WW1 was a defining period for the Royal Family

The Royal Family, including King George V, Queen Mary and Princess Mary (left), pose for a picture in January 1916. Credit: PA/PA Archive

The First World War was a defining period for the British monarchy, transforming the Royal Family into a more modern institution.

While other monarchs abdicated or were removed across Europe, George V emerged from the Great War more popular, with a new symbolic family name and a secured place on the throne.

As war broke out in August 1914, anti-German sentiment steadily grew among the public and the press.

Even writer HG Wells described the monarchy's German heritage as an "alien and uninspiring Court," prompting George to say, "I may be uninspiring, but I'll be damned if I'm alien."

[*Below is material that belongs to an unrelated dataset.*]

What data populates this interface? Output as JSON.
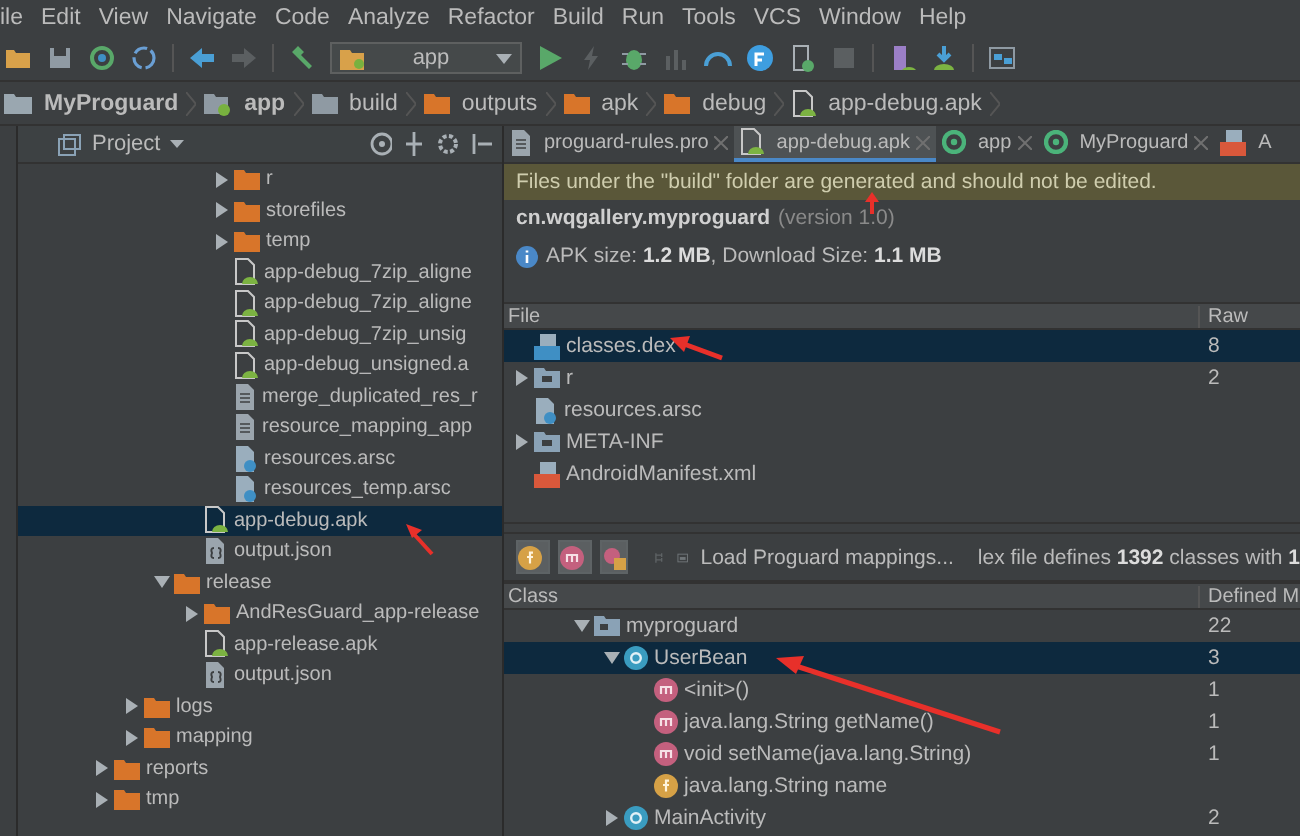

King George V visits the graves of British soldiers killed in battles at Ypres. Credit: PA/PA Archive

The monarchy's family name at the beginning of the Great War was Saxe-Coburg and Gotha, which originated from the Bavarian-born Prince Albert when he married Queen Victoria in 1840.

Sensitive of his German background, George changed the family's surname to Windsor in 1917 and gave up its German titles.

The move, although symbolic, was aimed at putting any concerns people had about the King's loyalty to rest.

During the war George visited the troops more than 450 times - including a few trips to the Western Front - and made over 300 visits to hospitals to see wounded servicemen.

Queen Mary pictured visiting a convalescent camp in Eastbourne, where injured soldiers were treated. Credit: PA/PA Archive

In some respects he was the first monarch to embrace being the public face of the state and to be seen by his people.

Queen Mary also did her bit by visiting injured soldiers. When one princess was said to have moaned about another hospital trip, she replied, "We are the Royal Family, and we love hospitals."

George's eldest son, the Prince of Wales, commissioned in the 1st Battalion the Grenadier Guards when the war broke out.

The Prince, who became Edward VIII, eventually joined the British Expeditionary Force in France, helping to raise the morale of troops.

Prince Albert, later King George VI, marches with his regiment, the Grenadier Guards, in 1914. Credit: PA/PA Archive

His younger brother Prince Albert, Queen Elizabeth's father, fought and saw action as a sub-lieutenant aboard the Collingwood in the Battle of Jutland in 1916.

He became the only sovereign since William IV to see action in battle.

When the war ended on November 11, 1918, not only had Britain's society changed irrevocably - so had its Royal Family.